Страница 4 из 9
Они занимали всю стену. Вот еще дореволюционные, желтые, с его предками – бабушка когда-то рассказывала, кто есть кто, но Павел успел все забыть. Как, например, зовут этого важного господина с густой бородой и крючковатым носом? Поди теперь знай, спросить не у кого.
Вот бабушка и дедушка Витя, Виктор Николаевич – он умер вскоре после того, как родилась мама. Умер, как говорили в Первомайском, плохой смертью, утонул. Мама рассказывала о нем Герхарду, когда тот приезжал в Турьевск знакомиться с невестой по переписке – Павел помнил ее негромкий голос, он звучал неуверенно, словно немецкий жених мог что-то неправильно понять, или мама сама не знала, что именно сидит так глубоко и до сих пор не дает ей покоя. Бабушка никогда не говорила о том, как умер ее муж, даже вскользь, а Павел не спрашивал.
К плохой смерти лучше не прикасаться лишний раз – в Первомайском это знали точно. Она способна возвращаться.
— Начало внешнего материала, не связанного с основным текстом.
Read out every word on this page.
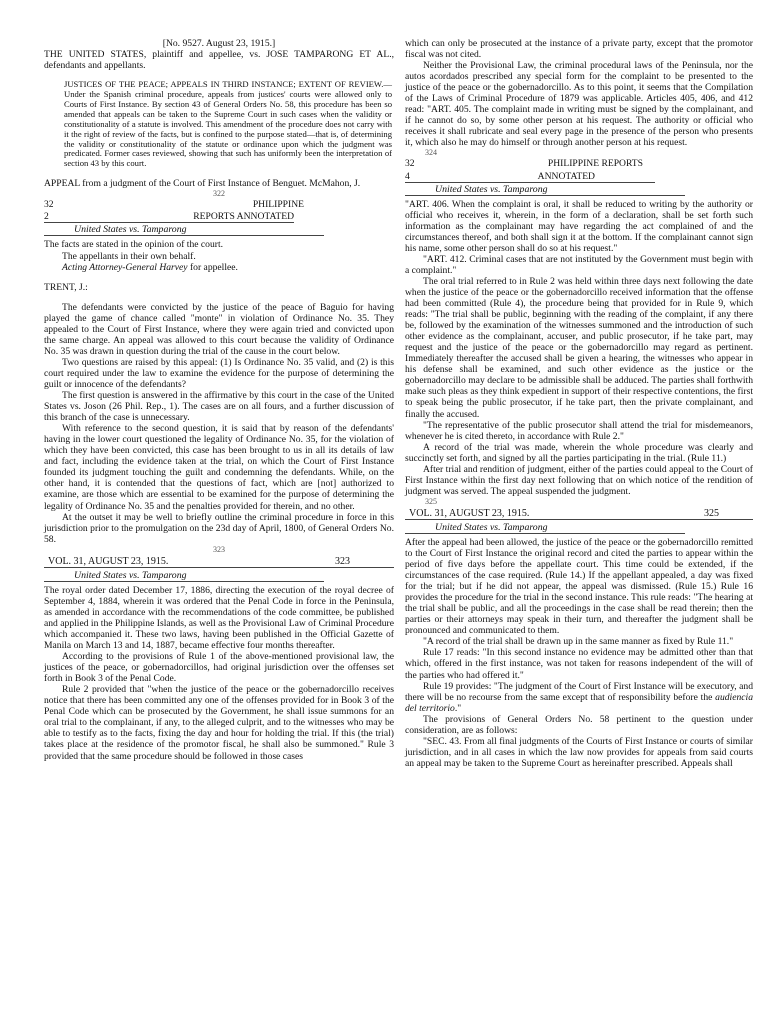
[No. 9527. August 23, 1915.]

THE UNITED STATES, plaintiff and appellee, vs. JOSE TAMPARONG ET AL., defendants and appellants.

JUSTICES OF THE PEACE; APPEALS IN THIRD INSTANCE; EXTENT OF REVIEW.—Under the Spanish criminal procedure, appeals from justices' courts were allowed only to Courts of First Instance. By section 43 of General Orders No. 58, this procedure has been so amended that appeals can be taken to the Supreme Court in such cases when the validity or constitutionality of a statute is involved. This amendment of the procedure does not carry with it the right of review of the facts, but is confined to the purpose stated—that is, of determining the validity or constitutionality of the statute or ordinance upon which the judgment was predicated. Former cases reviewed, showing that such has uniformly been the interpretation of section 43 by this court.

APPEAL from a judgment of the Court of First Instance of Benguet. McMahon, J.

322
32	PHILIPPINE
2	REPORTS ANNOTATED
United States vs. Tamparong

The facts are stated in the opinion of the court.

The appellants in their own behalf.

Acting Attorney-General Harvey for appellee.

TRENT, J.:

The defendants were convicted by the justice of the peace of Baguio for having played the game of chance called "monte" in violation of Ordinance No. 35. They appealed to the Court of First Instance, where they were again tried and convicted upon the same charge. An appeal was allowed to this court because the validity of Ordinance No. 35 was drawn in question during the trial of the cause in the court below.

Two questions are raised by this appeal: (1) Is Ordinance No. 35 valid, and (2) is this court required under the law to examine the evidence for the purpose of determining the guilt or innocence of the defendants?

The first question is answered in the affirmative by this court in the case of the United States vs. Joson (26 Phil. Rep., 1). The cases are on all fours, and a further discussion of this branch of the case is unnecessary.

With reference to the second question, it is said that by reason of the defendants' having in the lower court questioned the legality of Ordinance No. 35, for the violation of which they have been convicted, this case has been brought to us in all its details of law and fact, including the evidence taken at the trial, on which the Court of First Instance founded its judgment touching the guilt and condemning the defendants. While, on the other hand, it is contended that the questions of fact, which are [not] authorized to examine, are those which are essential to be examined for the purpose of determining the legality of Ordinance No. 35 and the penalties provided for therein, and no other.

At the outset it may be well to briefly outline the criminal procedure in force in this jurisdiction prior to the promulgation on the 23d day of April, 1800, of General Orders No. 58.

323
VOL. 31, AUGUST 23, 1915.	323
United States vs. Tamparong

The royal order dated December 17, 1886, directing the execution of the royal decree of September 4, 1884, wherein it was ordered that the Penal Code in force in the Peninsula, as amended in accordance with the recommendations of the code committee, be published and applied in the Philippine Islands, as well as the Provisional Law of Criminal Procedure which accompanied it. These two laws, having been published in the Official Gazette of Manila on March 13 and 14, 1887, became effective four months thereafter.

According to the provisions of Rule 1 of the above-mentioned provisional law, the justices of the peace, or gobernadorcillos, had original jurisdiction over the offenses set forth in Book 3 of the Penal Code.

Rule 2 provided that "when the justice of the peace or the gobernadorcillo receives notice that there has been committed any one of the offenses provided for in Book 3 of the Penal Code which can be prosecuted by the Government, he shall issue summons for an oral trial to the complainant, if any, to the alleged culprit, and to the witnesses who may be able to testify as to the facts, fixing the day and hour for holding the trial. If this (the trial) takes place at the residence of the promotor fiscal, he shall also be summoned." Rule 3 provided that the same procedure should be followed in those cases

which can only be prosecuted at the instance of a private party, except that the promotor fiscal was not cited.

Neither the Provisional Law, the criminal procedural laws of the Peninsula, nor the autos acordados prescribed any special form for the complaint to be presented to the justice of the peace or the gobernadorcillo. As to this point, it seems that the Compilation of the Laws of Criminal Procedure of 1879 was applicable. Articles 405, 406, and 412 read: "ART. 405. The complaint made in writing must be signed by the complainant, and if he cannot do so, by some other person at his request. The authority or official who receives it shall rubricate and seal every page in the presence of the person who presents it, which also he may do himself or through another person at his request.

324
32	PHILIPPINE REPORTS
4	ANNOTATED
United States vs. Tamparong

"ART. 406. When the complaint is oral, it shall be reduced to writing by the authority or official who receives it, wherein, in the form of a declaration, shall be set forth such information as the complainant may have regarding the act complained of and the circumstances thereof, and both shall sign it at the bottom. If the complainant cannot sign his name, some other person shall do so at his request."

"ART. 412. Criminal cases that are not instituted by the Government must begin with a complaint."

The oral trial referred to in Rule 2 was held within three days next following the date when the justice of the peace or the gobernadorcillo received information that the offense had been committed (Rule 4), the procedure being that provided for in Rule 9, which reads: "The trial shall be public, beginning with the reading of the complaint, if any there be, followed by the examination of the witnesses summoned and the introduction of such other evidence as the complainant, accuser, and public prosecutor, if he take part, may request and the justice of the peace or the gobernadorcillo may regard as pertinent. Immediately thereafter the accused shall be given a hearing, the witnesses who appear in his defense shall be examined, and such other evidence as the justice or the gobernadorcillo may declare to be admissible shall be adduced. The parties shall forthwith make such pleas as they think expedient in support of their respective contentions, the first to speak being the public prosecutor, if he take part, then the private complainant, and finally the accused.

"The representative of the public prosecutor shall attend the trial for misdemeanors, whenever he is cited thereto, in accordance with Rule 2."

A record of the trial was made, wherein the whole procedure was clearly and succinctly set forth, and signed by all the parties participating in the trial. (Rule 11.)

After trial and rendition of judgment, either of the parties could appeal to the Court of First Instance within the first day next following that on which notice of the rendition of judgment was served. The appeal suspended the judgment.

325
VOL. 31, AUGUST 23, 1915.	325
United States vs. Tamparong

After the appeal had been allowed, the justice of the peace or the gobernadorcillo remitted to the Court of First Instance the original record and cited the parties to appear within the period of five days before the appellate court. This time could be extended, if the circumstances of the case required. (Rule 14.) If the appellant appealed, a day was fixed for the trial; but if he did not appear, the appeal was dismissed. (Rule 15.) Rule 16 provides the procedure for the trial in the second instance. This rule reads: "The hearing at the trial shall be public, and all the proceedings in the case shall be read therein; then the parties or their attorneys may speak in their turn, and thereafter the judgment shall be pronounced and communicated to them.

"A record of the trial shall be drawn up in the same manner as fixed by Rule 11."

Rule 17 reads: "In this second instance no evidence may be admitted other than that which, offered in the first instance, was not taken for reasons independent of the will of the parties who had offered it."

Rule 19 provides: "The judgment of the Court of First Instance will be executory, and there will be no recourse from the same except that of responsibility before the audiencia del territorio."

The provisions of General Orders No. 58 pertinent to the question under consideration, are as follows:

"SEC. 43. From all final judgments of the Courts of First Instance or courts of similar jurisdiction, and in all cases in which the law now provides for appeals from said courts an appeal may be taken to the Supreme Court as hereinafter prescribed. Appeals shall
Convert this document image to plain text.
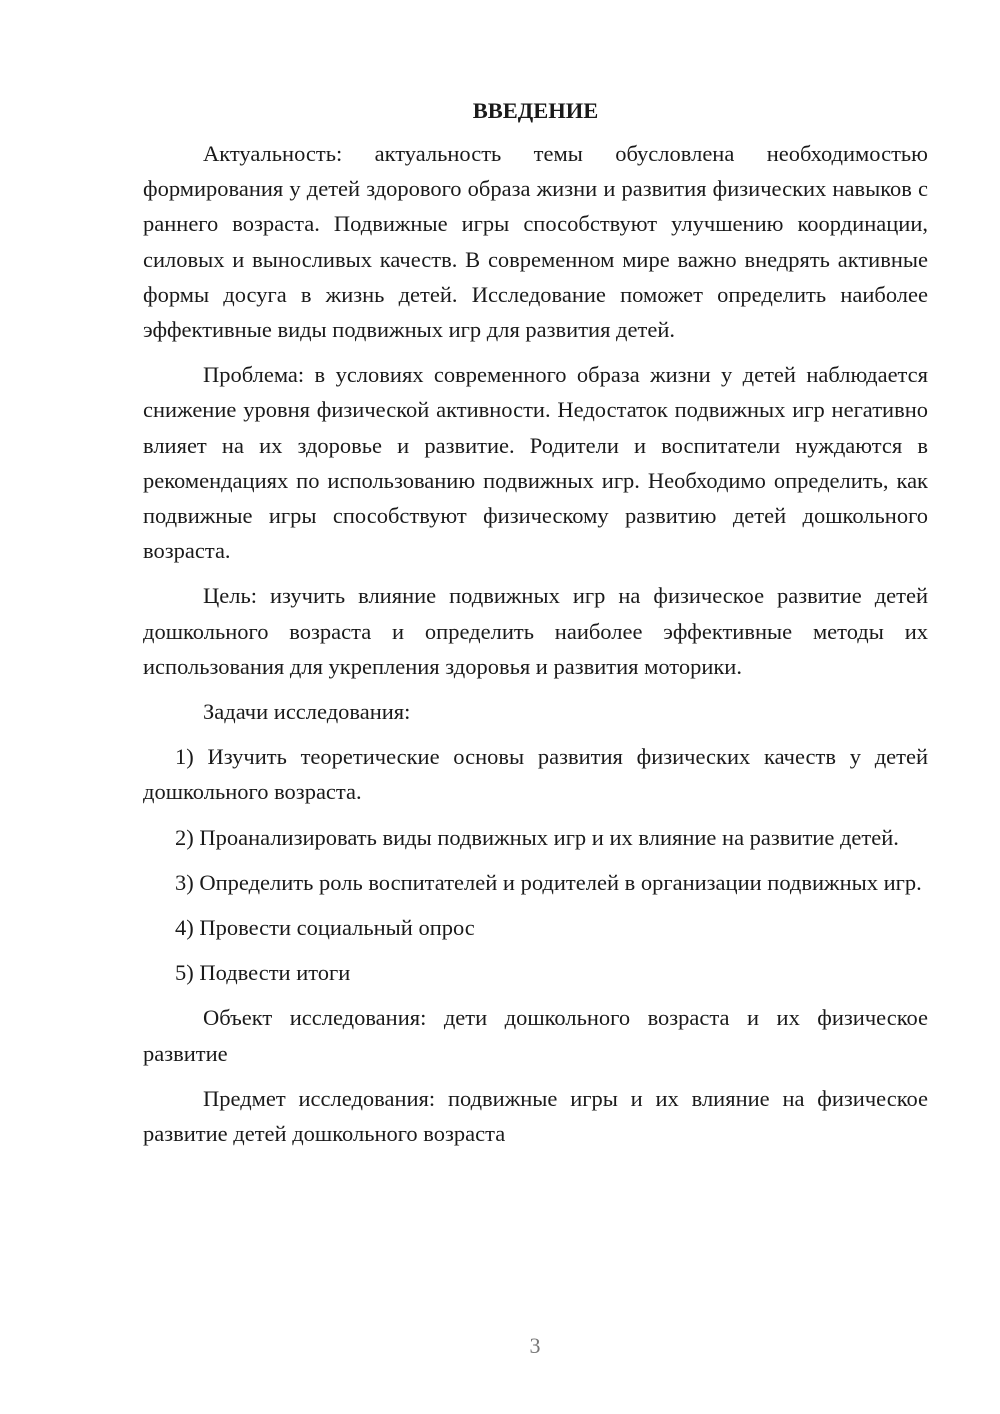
ВВЕДЕНИЕ

Актуальность: актуальность темы обусловлена необходимостью формирования у детей здорового образа жизни и развития физических навыков с раннего возраста. Подвижные игры способствуют улучшению координации, силовых и выносливых качеств. В современном мире важно внедрять активные формы досуга в жизнь детей. Исследование поможет определить наиболее эффективные виды подвижных игр для развития детей.

Проблема: в условиях современного образа жизни у детей наблюдается снижение уровня физической активности. Недостаток подвижных игр негативно влияет на их здоровье и развитие. Родители и воспитатели нуждаются в рекомендациях по использованию подвижных игр. Необходимо определить, как подвижные игры способствуют физическому развитию детей дошкольного возраста.

Цель: изучить влияние подвижных игр на физическое развитие детей дошкольного возраста и определить наиболее эффективные методы их использования для укрепления здоровья и развития моторики.

Задачи исследования:

1) Изучить теоретические основы развития физических качеств у детей дошкольного возраста.

2) Проанализировать виды подвижных игр и их влияние на развитие детей.

3) Определить роль воспитателей и родителей в организации подвижных игр.

4) Провести социальный опрос

5) Подвести итоги

Объект исследования: дети дошкольного возраста и их физическое развитие

Предмет исследования: подвижные игры и их влияние на физическое развитие детей дошкольного возраста

3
Потом пошли уже цветные фотографии – школьные снимки мамы-первоклассницы, полароидный квадратик с мамой и Павлом у нее на коленях, а вот и Павел-школьник за партой с букетом осенних цветов.
Ему вдруг почудилось, что нить, которую баба Луша наматывала на свой клубок, протянулась от портрета остроносого мужчины к мальчику с цветами.
– Что здесь нахрен происходит? – спросил Павел.
Ему не ответили. Зато он услышал быстрые тяжелые шаги – кто-то шел от калитки к дому.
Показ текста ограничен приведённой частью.